Barcelona precisa do título da Copa do Rei para voltar a ter paz

Em crise técnica e cobrado pela torcida, time catalão enfrenta Real Madrid na final

Neymar e Daniel Alves jogam contra o Real Madrid. Foto: Divulgação
Neymar e Daniel Alves jogam contra o Real Madrid. Foto: Divulgação

Nos tempos de Pep Guardiola como treinador, o título da Copa do Rei era o menos importante dos que o Barcelona costumava ganhar a cada ano. Mas agora a realidade é outra. Ganhar do Real Madrid na final que será disputada hoje no Estádio Mestalla representa a melhor chance de tornar menos frustrante a primeira – e provavelmente última – temporada da equipe sob o comando de Tata Martino.

O sonho de ganhar a Liga dos Campeões terminou há uma semana com a derrota por 1 a 0 para o Atlético de Madrid nas quartas de final. Também diminuiu a possibilidade de levar o Campeonato Espanhol, com a derrota de sábado para o Granada que jogou o time para o terceiro lugar, a quatro pontos do líder Atlético. Sofrer o terceiro revés seguido, e logo numa final diante do maior rival, acabará de vez com a paciência da torcida e fará subir ainda mais a temperatura dentro do clube.

Como se não bastasse o momento ruim do time, Martino corre o risco de precisar escalar mais uma vez uma zaga improvisada. Os três zagueiros do elenco (Piqué, Puyol e Bartra) foram convocados para a viagem, mas se algum deles jogar será no sacrifício – todos ainda estão em tratamento de lesões. Se resolver não colocar em campo um jogador que não esteja com 100% de suas condições, o treinador formará o miolo de zaga com os volantes Mascherano e Busquets – como na derrota para o Granada.
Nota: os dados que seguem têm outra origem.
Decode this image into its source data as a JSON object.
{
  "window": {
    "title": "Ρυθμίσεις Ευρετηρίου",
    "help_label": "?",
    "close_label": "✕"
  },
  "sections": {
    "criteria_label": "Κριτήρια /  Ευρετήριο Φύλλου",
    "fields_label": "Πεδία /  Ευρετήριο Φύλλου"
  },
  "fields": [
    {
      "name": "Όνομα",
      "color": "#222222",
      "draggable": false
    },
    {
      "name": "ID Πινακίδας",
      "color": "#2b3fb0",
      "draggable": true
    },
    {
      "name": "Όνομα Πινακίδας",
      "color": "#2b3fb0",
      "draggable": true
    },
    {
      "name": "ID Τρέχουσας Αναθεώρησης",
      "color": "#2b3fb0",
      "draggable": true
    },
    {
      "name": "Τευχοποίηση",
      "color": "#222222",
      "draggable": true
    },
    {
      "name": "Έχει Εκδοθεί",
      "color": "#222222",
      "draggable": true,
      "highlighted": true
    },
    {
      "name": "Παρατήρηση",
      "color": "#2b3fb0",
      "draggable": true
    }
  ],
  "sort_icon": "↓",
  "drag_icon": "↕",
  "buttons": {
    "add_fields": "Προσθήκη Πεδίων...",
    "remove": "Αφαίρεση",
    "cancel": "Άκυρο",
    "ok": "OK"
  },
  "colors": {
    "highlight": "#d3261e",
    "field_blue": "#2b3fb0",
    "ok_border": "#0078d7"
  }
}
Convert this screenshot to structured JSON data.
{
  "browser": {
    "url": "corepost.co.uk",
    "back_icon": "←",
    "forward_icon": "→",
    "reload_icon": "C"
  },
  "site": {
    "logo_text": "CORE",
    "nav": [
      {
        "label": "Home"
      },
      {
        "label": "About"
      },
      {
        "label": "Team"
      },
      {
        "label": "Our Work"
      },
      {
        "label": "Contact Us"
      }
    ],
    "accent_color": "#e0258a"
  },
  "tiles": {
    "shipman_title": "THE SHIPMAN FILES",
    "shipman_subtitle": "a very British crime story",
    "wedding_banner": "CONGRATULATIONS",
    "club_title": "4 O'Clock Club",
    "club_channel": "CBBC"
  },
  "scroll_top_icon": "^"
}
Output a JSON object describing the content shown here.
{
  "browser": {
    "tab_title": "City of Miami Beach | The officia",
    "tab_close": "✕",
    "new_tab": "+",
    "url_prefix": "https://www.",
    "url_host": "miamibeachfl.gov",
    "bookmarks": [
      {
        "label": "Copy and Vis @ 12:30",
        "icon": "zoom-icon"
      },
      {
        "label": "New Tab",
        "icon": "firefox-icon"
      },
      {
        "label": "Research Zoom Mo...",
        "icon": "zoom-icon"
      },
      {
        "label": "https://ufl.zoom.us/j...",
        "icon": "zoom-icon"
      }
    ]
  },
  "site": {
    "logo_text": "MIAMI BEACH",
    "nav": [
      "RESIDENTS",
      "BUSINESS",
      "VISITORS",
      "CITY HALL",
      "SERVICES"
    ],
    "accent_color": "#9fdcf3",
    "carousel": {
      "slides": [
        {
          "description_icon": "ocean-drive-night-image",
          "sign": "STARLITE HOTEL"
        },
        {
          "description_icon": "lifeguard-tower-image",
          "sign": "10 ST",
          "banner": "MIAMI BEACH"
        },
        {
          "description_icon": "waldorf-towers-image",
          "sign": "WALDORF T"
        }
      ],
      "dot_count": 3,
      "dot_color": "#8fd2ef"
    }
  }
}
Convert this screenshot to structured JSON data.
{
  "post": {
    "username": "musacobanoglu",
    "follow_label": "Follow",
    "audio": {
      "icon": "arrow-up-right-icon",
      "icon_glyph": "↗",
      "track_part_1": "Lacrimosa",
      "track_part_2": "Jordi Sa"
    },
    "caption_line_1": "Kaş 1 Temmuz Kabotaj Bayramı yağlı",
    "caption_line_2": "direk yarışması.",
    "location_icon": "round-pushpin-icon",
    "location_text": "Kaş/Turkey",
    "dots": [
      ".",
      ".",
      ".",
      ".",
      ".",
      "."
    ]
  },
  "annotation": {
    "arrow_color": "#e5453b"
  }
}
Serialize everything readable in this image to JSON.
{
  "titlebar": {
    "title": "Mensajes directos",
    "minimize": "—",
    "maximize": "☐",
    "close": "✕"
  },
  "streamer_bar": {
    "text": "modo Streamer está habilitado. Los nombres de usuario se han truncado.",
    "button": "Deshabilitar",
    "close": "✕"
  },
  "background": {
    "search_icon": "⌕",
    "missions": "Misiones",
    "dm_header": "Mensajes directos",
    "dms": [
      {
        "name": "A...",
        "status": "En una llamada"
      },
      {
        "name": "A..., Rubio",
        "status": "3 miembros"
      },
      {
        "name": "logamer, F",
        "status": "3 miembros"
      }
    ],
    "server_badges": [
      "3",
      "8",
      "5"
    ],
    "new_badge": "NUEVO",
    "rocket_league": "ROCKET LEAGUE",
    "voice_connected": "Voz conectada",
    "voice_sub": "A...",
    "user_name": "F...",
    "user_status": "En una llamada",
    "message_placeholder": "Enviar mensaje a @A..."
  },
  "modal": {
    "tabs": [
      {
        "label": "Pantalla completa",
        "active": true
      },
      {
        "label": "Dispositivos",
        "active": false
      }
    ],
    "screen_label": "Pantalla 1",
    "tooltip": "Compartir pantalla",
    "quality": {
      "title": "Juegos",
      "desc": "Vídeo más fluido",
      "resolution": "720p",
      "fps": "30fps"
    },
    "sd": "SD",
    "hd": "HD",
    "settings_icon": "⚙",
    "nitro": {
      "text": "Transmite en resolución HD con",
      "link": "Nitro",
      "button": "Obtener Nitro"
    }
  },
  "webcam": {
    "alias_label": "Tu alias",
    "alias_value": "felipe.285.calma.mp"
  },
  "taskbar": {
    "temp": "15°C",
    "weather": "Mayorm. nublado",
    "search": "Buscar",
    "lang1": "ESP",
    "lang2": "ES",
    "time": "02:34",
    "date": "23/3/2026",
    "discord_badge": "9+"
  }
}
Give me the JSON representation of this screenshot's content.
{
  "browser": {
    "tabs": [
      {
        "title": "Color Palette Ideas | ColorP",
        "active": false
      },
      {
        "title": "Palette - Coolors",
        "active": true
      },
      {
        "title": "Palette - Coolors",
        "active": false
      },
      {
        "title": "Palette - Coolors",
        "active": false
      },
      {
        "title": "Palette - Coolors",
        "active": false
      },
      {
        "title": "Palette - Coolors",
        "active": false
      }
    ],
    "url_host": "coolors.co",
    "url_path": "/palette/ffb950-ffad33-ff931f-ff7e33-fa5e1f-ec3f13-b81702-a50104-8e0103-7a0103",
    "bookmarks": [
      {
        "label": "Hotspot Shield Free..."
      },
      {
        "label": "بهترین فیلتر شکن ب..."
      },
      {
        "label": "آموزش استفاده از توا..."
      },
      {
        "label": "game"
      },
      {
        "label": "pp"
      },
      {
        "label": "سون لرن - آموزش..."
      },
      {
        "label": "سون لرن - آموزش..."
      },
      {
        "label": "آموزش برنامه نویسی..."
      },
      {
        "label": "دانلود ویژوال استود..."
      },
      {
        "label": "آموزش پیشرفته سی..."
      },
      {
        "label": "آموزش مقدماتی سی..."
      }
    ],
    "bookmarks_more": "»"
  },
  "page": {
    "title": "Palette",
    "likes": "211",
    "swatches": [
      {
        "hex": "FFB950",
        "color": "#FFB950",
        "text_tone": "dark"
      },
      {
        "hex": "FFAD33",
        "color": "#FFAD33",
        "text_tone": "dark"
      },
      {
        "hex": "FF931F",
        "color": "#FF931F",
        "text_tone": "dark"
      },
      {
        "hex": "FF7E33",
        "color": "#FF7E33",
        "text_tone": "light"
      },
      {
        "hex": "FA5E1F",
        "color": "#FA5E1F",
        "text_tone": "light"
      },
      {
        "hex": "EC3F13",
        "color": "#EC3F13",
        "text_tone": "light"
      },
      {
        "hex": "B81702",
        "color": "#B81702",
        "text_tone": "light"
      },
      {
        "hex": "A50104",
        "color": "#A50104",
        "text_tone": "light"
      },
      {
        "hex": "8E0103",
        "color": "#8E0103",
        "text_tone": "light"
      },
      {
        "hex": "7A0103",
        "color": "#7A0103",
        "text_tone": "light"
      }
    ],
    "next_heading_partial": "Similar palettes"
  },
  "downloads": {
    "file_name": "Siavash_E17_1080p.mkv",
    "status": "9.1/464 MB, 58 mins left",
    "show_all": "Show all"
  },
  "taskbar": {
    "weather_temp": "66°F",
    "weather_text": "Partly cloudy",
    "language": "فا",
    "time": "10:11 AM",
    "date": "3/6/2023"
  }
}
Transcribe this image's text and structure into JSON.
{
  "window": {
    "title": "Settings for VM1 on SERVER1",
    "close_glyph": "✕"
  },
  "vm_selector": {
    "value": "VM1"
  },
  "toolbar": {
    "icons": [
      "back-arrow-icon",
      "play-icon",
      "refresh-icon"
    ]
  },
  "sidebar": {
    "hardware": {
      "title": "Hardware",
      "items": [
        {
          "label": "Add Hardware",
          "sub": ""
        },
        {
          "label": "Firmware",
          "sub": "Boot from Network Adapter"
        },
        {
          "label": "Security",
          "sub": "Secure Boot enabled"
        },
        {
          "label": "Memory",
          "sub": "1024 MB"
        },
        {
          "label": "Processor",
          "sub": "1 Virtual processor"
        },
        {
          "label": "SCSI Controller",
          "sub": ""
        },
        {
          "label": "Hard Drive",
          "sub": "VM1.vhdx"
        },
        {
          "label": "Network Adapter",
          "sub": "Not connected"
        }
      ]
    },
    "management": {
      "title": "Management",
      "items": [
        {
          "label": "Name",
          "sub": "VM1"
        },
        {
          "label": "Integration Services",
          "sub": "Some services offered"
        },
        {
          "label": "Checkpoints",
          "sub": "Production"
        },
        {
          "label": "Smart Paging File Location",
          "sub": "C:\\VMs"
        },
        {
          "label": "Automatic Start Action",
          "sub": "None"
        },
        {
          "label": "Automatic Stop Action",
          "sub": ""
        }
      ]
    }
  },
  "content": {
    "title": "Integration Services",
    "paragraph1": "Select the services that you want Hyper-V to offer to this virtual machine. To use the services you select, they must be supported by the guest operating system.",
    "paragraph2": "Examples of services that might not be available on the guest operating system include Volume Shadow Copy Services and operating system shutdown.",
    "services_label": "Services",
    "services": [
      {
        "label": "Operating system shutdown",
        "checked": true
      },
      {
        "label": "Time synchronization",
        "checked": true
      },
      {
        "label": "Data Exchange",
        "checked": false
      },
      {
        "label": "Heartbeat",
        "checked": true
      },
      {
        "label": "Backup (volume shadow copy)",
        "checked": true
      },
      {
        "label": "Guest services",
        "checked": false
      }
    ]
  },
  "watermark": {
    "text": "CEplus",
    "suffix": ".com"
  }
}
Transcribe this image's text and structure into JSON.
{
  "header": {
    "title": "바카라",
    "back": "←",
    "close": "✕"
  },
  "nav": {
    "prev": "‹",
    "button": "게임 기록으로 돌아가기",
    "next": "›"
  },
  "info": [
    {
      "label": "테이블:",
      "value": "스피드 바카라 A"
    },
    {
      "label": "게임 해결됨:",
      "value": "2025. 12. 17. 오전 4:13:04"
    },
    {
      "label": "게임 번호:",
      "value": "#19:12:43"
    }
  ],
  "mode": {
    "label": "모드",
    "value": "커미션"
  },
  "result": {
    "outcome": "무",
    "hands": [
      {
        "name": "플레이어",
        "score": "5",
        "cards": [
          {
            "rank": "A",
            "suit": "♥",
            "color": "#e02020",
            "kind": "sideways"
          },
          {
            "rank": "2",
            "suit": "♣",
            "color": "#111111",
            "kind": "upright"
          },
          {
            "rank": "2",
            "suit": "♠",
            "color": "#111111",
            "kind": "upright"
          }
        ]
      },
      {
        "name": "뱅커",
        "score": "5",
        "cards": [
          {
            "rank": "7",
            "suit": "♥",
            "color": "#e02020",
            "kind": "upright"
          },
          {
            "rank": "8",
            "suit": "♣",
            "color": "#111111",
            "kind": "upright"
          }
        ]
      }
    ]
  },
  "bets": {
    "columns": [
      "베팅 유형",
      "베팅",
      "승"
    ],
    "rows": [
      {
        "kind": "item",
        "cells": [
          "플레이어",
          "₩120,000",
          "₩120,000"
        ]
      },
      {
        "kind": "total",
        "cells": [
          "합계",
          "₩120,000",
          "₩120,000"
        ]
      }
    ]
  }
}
Nesse caso o camaronês Song continuará a ser o volante. A dúvida de Martino é se montará o ataque com três homens (Pedro, Messi e Neymar) ou se deixará Pedro no banco para colocar Fàbregas no meio-campo.

O Barça ganhou os dois confrontos com o Real Madrid na temporada – ambos pelo Campeonato Espanhol -, e em cada um usou um modelo. Nos 2 a 1 no Camp Nou, teve três atacantes. Nos 4 a 3 no Santiago Bernabéu, foi a campo com quatro meio-campistas.

A vitória no feudo merengue, por sinal, marca a última grande atuação de Messi. Naquele dia ele fez três gols e cansou de deixar os companheiros livres para finalizar. A esperança da torcida é de que nesta quarta-feira ele desperte da letargia que o imobilizou nas últimas partidas e volte a ser decisivo.

Desfalque de peso

O Real Madrid vive um momento melhor – embora no Campeonato Espanhol também não dependa de seus resultados para chegar ao título, porque tem três pontos a menos que o Atlético e leva desvantagem no confronto direto. Semana que vem receberá o Bayern de Munique para o jogo de ida da semifinal da Liga dos Campeões, penúltimo degrau para chegar ao desejado décimo título europeu – o último foi conquistado em 2002.

A equipe continuará sem o seu melhor jogador, porque Cristiano Ronaldo ainda luta para se recuperar de uma lesão muscular. Isco entrará em seu lugar, mas jogará na meia – a posição do português será ocupada por Di María. Outro titular fora da partida é o lateral-esquerdo Marcelo, que será substituído por Coentrão. “Estamos bem preparados e não tenho dúvida de que vamos jogar muito bem”, disse o técnico Carlo Ancelotti. “É a minha primeira final com o Real Madrid e quero ganhá-la.”

Por causa das lesões de Cristiano Ronaldo e Jesé Rodríguez, o treinador convocou o brasileiro William José (ex-São Paulo e Santos) para ficar no banco.